Organ Grinder chimes in with a post about the Daily Mail doing perfectly well without a paywall:
Take the Mail in print. Around 1.9 million punters buying a copy every day, which means 4,881,000 readers scanning their favourite sheet each morning. And online, the growth from nothing much four years ago to 40,500,000 unique browsers a month is verging on the phenomenal: up 72% year on year. Through 2009, the Telegraph and the Guardian were two close competitors – sometimes ahead, often very near to, the Mail. Not now. Both still have good growth of their own, but Associated’s electronic baby – 16 million unique browsers in the UK, 26.3 million in the rest of the world – begins to hint at a different league.
Ah! Perhaps that’s because it is in a different league, say the snipers. Look at those yards of celebrity gossip and pictures on the site; this isn’t the Mail we know (and don’t much love). This is a different beast that somehow doesn’t count because it fights unfair.
Park that charge for a moment, however, and ask why the Mail’s online chief, Martin Clarke, is clearly (though pragmatically) opposed to paywalls. Because he doesn’t need them. Because the surge of traffic is bringing in advertising fast. Because he can see a moment, very soon, when his digital daily will make real profits of its own.
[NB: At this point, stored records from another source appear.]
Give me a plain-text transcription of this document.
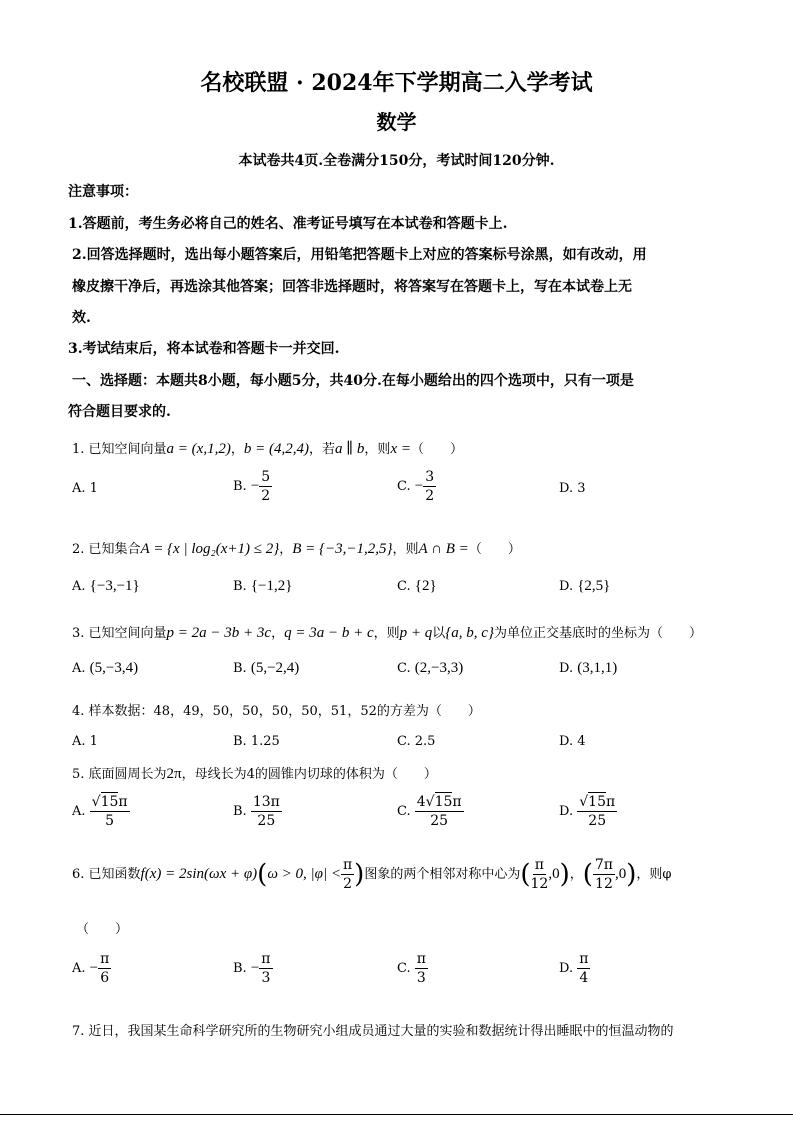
名校联盟 · 2024年下学期高二入学考试
数学
本试卷共4页.全卷满分150分，考试时间120分钟.
注意事项：
1.答题前，考生务必将自己的姓名、准考证号填写在本试卷和答题卡上.
2.回答选择题时，选出每小题答案后，用铅笔把答题卡上对应的答案标号涂黑，如有改动，用
橡皮擦干净后，再选涂其他答案；回答非选择题时，将答案写在答题卡上，写在本试卷上无
效.
3.考试结束后，将本试卷和答题卡一并交回.
一、选择题：本题共8小题，每小题5分，共40分.在每小题给出的四个选项中，只有一项是
符合题目要求的.
1. 已知空间向量a = (x,1,2)，b = (4,2,4)，若a ∥ b，则x =（　　）
A. 1	B. − $\frac{5}{2}$	C. − $\frac{3}{2}$	D. 3
2. 已知集合A = {x | log₂(x+1) ≤ 2}，B = {−3,−1,2,5}，则A ∩ B =（　　）
A. {−3,−1}	B. {−1,2}	C. {2}	D. {2,5}
3. 已知空间向量p = 2a − 3b + 3c，q = 3a − b + c，则p + q以{a, b, c}为单位正交基底时的坐标为（　　）
A. (5,−3,4)	B. (5,−2,4)	C. (2,−3,3)	D. (3,1,1)
4. 样本数据：48，49，50，50，50，50，51，52的方差为（　　）
A. 1	B. 1.25	C. 2.5	D. 4
5. 底面圆周长为2π，母线长为4的圆锥内切球的体积为（　　）
A. $\frac{√15\pi}{5}$	B. $\frac{13\pi}{25}$	C. $\frac{4√15\pi}{25}$	D. $\frac{√15\pi}{25}$
6. 已知函数f(x) = 2sin(ωx + φ)(ω > 0, $|\varphi| < \frac{\pi}{2}$ )图象的两个相邻对称中心为( $\frac{\pi}{12} ,0$)，( $\frac{7\pi}{12} ,0$)，则φ
（　　）
A. − $\frac{\pi}{6}$	B. − $\frac{\pi}{3}$	C. $\frac{\pi}{3}$	D. $\frac{\pi}{4}$
7. 近日，我国某生命科学研究所的生物研究小组成员通过大量的实验和数据统计得出睡眠中的恒温动物的
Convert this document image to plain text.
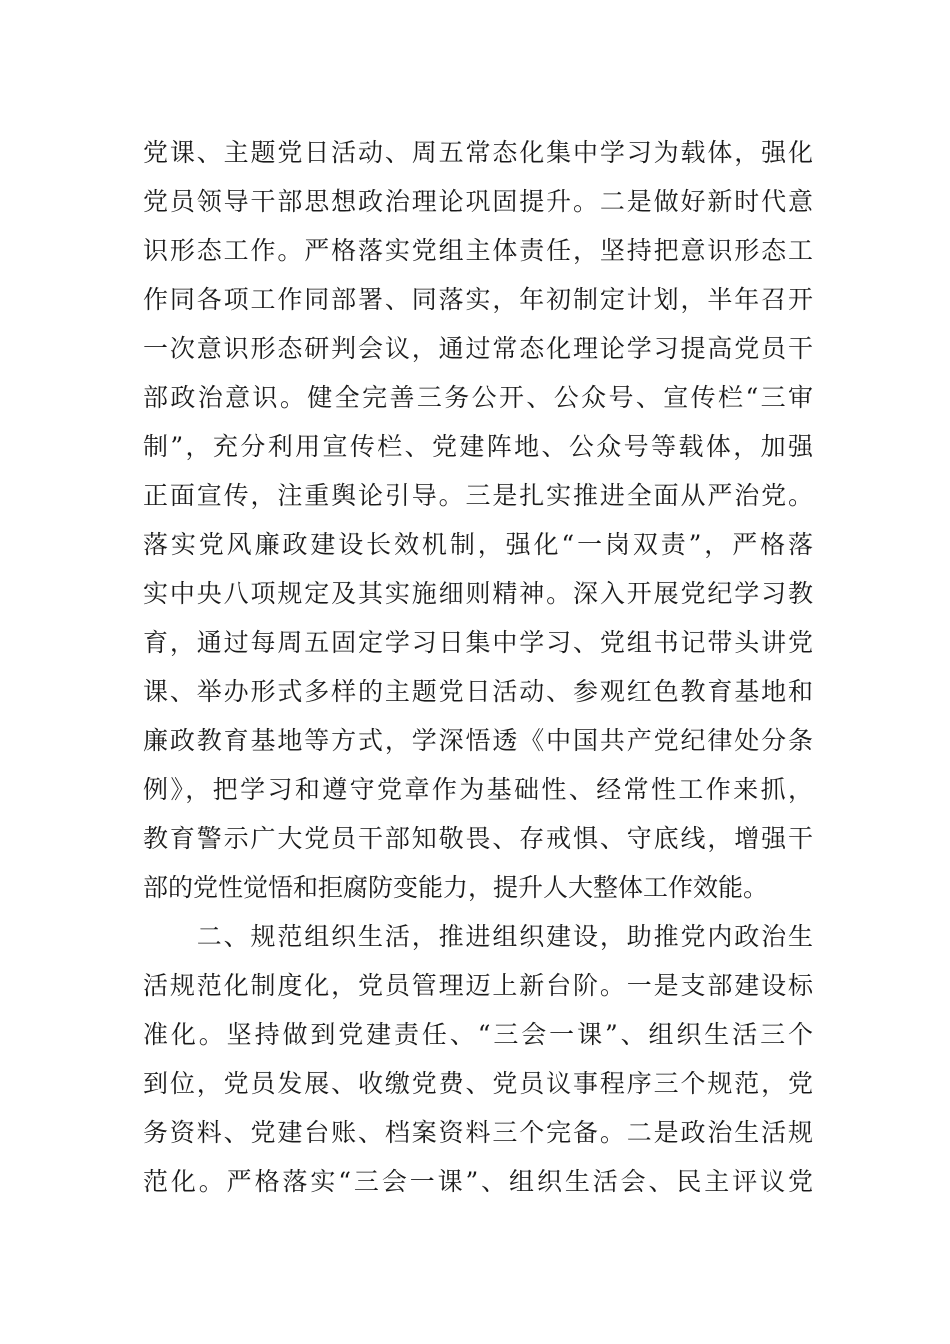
党课、主题党日活动、周五常态化集中学习为载体，强化
党员领导干部思想政治理论巩固提升。二是做好新时代意
识形态工作。严格落实党组主体责任，坚持把意识形态工
作同各项工作同部署、同落实，年初制定计划，半年召开
一次意识形态研判会议，通过常态化理论学习提高党员干
部政治意识。健全完善三务公开、公众号、宣传栏“三审
制”，充分利用宣传栏、党建阵地、公众号等载体，加强
正面宣传，注重舆论引导。三是扎实推进全面从严治党。
落实党风廉政建设长效机制，强化“一岗双责”，严格落
实中央八项规定及其实施细则精神。深入开展党纪学习教
育，通过每周五固定学习日集中学习、党组书记带头讲党
课、举办形式多样的主题党日活动、参观红色教育基地和
廉政教育基地等方式，学深悟透《中国共产党纪律处分条
例》，把学习和遵守党章作为基础性、经常性工作来抓，
教育警示广大党员干部知敬畏、存戒惧、守底线，增强干
部的党性觉悟和拒腐防变能力，提升人大整体工作效能。
　　二、规范组织生活，推进组织建设，助推党内政治生
活规范化制度化，党员管理迈上新台阶。一是支部建设标
准化。坚持做到党建责任、“三会一课”、组织生活三个
到位，党员发展、收缴党费、党员议事程序三个规范，党
务资料、党建台账、档案资料三个完备。二是政治生活规
范化。严格落实“三会一课”、组织生活会、民主评议党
Oh, and Journalism Online, which aims to help newspapers charge for content, has got its first user up and running with its Press+ app:
Pennsylvania’s LancasterOnline went live this morning with the first newspaper use of Journalism Online’s Press+—metered out-of-town access to obits. The meter kicks in after an out-of-market user reads seven obits in one month; viewing more will cost $1.99 a month or $19.99 a year. [Slideshow.] The plans were outlined earlier this year with hopes for a spring launch but “it took a little longer to test and be satisfied with it than we thought,” Ernie Schreiber, the site’s editor of content development, told paidContent.